For persistent issues, run with verbose logging:

claude --verbose "your request"

This outputs detailed diagnostics that help identify configuration problems or missing dependencies.

Issue Reference

Symptom Likely Cause Fix
EACCES on install npm prefix owned by root Reset npm prefix to user directory
401 Unauthorized Invalid or missing API key Verify ANTHROPIC_API_KEY is set and correct
Slow responses Large context / many files Add exclusions to deny list, lower maxFiles
Claude ignores conventions No CLAUDE.md Create CLAUDE.md in project root
Skills not loading Wrong file location Check ~/.claude/skills/ or .claude/skills/
Session context lost No --resume flag Use claude --resume to continue previous session
Hangs on startup Proxy required Set HTTPS_PROXY environment variable

Resetting a Broken Session

If a session gets into a bad state (Claude is confused about the project state or stuck in a loop), reset cleanly:

End the current session
claude --stop
Start fresh (omit --resume)
claude "Start fresh. ..."

For reproducible workflows, consider scripting your session start with an initial context prompt that re-establishes project state:

#!/bin/bash
start-claude.sh. standard session opener for this project
claude "You are working on the Payments API (Node.js/TypeScript).
Read CLAUDE.md for conventions. The current task is: $1"

Conclusion

Claude Code becomes genuinely powerful when properly configured. Project-specific settings, skill integrations, and environment configuration transform it from a simple CLI into an intelligent development partner. Start with basic setup, then gradually add skills and customization as your workflow matures.
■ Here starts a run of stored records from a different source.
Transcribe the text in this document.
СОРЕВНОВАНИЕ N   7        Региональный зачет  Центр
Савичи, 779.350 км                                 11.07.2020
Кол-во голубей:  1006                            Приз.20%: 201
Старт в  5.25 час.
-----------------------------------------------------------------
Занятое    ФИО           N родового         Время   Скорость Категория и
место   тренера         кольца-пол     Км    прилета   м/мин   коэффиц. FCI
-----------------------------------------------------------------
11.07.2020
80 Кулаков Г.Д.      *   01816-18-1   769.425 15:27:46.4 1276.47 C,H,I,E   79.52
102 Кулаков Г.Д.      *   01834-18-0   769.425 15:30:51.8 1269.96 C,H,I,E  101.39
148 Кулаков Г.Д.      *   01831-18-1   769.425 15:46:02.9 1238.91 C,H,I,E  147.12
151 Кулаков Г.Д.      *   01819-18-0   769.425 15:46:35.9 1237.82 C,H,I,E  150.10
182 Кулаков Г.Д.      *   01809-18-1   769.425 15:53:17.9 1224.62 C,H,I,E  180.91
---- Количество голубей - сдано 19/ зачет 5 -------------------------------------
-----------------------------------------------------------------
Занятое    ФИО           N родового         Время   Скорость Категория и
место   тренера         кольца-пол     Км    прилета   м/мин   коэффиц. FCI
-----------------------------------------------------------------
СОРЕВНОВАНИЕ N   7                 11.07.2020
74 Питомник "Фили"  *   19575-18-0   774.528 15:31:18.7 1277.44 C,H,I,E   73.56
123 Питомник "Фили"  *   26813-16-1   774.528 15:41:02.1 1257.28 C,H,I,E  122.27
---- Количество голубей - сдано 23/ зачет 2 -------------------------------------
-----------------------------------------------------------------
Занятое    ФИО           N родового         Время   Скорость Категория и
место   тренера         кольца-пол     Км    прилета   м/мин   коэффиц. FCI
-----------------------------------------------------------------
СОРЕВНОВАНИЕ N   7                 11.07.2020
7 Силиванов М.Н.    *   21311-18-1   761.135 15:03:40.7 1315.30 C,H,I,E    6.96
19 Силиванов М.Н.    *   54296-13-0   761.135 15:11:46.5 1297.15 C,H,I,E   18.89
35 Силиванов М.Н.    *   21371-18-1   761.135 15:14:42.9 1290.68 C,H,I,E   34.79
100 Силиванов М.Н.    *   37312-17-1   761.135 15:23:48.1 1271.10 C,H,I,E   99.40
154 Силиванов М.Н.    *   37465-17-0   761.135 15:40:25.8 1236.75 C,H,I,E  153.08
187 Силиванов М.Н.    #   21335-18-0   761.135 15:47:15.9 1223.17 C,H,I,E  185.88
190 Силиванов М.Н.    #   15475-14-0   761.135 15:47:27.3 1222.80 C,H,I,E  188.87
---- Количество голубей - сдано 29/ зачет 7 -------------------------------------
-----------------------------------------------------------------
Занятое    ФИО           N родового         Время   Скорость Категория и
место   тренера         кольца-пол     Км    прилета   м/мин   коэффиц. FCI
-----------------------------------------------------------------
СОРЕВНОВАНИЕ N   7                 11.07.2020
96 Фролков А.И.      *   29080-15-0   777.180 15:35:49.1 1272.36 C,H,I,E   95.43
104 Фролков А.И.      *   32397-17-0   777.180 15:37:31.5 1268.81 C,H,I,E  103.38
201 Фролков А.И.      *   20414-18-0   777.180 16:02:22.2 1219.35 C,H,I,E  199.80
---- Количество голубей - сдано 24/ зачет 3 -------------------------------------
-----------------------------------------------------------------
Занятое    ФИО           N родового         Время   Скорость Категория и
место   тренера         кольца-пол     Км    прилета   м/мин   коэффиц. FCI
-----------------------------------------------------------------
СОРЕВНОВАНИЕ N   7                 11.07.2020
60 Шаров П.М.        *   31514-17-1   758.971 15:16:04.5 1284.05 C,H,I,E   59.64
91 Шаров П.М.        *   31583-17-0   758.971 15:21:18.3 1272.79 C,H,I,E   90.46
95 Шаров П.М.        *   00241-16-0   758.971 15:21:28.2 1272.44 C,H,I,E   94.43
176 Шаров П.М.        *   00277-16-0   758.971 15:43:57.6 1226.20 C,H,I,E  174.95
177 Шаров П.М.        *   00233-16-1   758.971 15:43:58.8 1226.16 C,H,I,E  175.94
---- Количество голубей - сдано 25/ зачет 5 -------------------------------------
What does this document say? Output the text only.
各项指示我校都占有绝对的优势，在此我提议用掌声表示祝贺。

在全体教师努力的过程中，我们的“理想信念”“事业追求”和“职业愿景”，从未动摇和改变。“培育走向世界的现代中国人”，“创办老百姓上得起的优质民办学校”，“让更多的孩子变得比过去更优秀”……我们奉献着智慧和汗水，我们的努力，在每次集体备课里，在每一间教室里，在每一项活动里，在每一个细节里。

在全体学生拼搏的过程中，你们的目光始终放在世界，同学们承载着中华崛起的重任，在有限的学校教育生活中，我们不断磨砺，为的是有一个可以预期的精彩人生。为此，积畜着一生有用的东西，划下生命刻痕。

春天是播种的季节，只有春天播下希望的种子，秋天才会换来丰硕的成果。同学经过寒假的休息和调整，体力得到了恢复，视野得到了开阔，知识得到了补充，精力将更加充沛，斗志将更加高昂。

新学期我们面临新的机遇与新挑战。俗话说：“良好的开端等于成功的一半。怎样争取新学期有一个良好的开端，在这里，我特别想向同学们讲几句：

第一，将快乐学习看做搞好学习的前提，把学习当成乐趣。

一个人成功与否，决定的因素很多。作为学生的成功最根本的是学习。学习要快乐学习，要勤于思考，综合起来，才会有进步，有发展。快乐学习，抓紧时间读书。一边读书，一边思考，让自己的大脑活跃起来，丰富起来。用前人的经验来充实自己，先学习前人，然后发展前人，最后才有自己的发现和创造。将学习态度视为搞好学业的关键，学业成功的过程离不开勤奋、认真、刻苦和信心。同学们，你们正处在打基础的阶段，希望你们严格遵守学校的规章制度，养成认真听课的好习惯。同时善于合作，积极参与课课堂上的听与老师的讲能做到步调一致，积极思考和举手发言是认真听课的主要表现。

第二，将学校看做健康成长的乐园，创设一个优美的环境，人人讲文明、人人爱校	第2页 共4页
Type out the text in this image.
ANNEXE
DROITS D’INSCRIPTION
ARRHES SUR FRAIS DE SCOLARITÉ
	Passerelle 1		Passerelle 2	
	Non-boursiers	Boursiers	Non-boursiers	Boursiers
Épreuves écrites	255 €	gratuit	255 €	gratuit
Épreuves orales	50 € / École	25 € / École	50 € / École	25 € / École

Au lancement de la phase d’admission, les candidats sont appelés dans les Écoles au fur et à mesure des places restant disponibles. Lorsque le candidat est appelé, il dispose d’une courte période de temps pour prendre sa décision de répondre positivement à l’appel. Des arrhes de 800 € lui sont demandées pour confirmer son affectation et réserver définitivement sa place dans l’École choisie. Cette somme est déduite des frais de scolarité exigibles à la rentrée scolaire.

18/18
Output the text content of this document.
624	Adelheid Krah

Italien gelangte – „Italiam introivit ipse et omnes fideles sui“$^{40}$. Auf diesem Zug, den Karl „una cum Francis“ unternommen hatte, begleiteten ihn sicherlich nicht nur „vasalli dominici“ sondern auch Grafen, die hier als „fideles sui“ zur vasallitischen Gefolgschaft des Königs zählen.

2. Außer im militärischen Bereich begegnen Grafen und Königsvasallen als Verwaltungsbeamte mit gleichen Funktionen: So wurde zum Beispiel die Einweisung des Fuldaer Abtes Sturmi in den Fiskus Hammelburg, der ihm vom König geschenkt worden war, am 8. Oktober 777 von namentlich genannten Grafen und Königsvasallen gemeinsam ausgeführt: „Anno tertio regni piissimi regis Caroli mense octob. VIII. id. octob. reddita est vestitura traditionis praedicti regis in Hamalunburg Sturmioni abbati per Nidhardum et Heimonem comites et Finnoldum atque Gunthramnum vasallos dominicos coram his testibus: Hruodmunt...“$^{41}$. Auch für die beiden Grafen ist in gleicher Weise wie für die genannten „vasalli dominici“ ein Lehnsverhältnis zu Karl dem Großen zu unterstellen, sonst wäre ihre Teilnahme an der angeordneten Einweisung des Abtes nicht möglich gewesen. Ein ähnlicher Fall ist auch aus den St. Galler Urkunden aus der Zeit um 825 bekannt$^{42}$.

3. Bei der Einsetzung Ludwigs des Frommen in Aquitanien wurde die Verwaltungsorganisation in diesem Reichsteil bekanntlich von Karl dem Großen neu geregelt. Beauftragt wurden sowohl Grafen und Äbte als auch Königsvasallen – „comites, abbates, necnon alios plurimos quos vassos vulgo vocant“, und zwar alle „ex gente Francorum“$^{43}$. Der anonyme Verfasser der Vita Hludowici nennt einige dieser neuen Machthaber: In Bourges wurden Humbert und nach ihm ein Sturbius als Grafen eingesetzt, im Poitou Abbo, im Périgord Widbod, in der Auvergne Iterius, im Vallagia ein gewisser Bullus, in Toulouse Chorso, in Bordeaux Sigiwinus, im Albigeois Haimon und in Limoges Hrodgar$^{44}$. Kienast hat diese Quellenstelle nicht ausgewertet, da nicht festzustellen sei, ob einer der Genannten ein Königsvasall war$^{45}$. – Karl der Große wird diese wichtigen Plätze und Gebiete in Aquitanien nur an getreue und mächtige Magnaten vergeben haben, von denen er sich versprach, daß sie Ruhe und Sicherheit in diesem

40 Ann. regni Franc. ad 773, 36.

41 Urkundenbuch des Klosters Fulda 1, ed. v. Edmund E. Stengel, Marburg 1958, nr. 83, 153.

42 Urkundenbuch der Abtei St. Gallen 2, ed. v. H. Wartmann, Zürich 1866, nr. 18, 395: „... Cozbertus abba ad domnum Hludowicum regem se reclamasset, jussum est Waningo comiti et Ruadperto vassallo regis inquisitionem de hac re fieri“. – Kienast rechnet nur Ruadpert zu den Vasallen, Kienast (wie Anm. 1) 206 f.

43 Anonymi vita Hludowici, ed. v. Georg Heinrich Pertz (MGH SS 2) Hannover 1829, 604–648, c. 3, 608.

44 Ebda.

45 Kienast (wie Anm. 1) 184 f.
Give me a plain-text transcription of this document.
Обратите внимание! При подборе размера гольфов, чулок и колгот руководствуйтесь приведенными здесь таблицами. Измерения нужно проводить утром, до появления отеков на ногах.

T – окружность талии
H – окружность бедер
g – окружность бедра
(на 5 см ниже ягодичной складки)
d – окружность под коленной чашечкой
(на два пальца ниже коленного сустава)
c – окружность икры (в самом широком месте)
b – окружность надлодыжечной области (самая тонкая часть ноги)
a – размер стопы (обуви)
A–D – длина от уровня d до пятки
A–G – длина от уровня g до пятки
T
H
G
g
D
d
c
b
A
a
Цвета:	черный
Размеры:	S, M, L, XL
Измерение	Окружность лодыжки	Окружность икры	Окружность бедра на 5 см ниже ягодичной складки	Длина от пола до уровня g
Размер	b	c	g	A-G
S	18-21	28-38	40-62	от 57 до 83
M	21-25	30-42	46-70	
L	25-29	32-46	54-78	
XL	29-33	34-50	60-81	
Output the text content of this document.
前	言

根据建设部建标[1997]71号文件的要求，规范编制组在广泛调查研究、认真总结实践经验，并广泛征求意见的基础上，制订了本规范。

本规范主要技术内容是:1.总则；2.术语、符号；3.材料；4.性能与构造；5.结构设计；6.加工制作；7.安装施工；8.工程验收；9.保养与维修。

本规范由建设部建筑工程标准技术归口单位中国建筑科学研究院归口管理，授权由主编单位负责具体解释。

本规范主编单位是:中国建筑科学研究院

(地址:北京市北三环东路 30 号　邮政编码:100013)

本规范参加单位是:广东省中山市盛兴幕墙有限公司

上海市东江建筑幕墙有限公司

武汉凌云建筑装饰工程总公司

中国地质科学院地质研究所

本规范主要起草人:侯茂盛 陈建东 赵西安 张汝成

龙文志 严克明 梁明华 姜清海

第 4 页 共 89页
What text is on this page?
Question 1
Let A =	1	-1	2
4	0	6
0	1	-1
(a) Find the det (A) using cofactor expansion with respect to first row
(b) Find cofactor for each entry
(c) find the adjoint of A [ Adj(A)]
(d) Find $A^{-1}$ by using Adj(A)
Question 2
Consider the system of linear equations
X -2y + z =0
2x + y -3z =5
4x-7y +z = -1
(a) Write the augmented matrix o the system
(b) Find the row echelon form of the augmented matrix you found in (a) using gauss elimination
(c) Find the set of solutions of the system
The highest-value setup steps in order of impact: write a thorough CLAUDE.md, add explicit deny rules to keep context focused, create project-specific skills for your most repeated workflows, and wire Claude into your pre-commit review loop. Each step compounds on the previous. a well-described project with focused context and domain-aware skills produces dramatically better results than a default install against the same codebase.

The investment in proper configuration pays dividends through faster development cycles, consistent code quality, and reduced context-switching between documentation and implementation.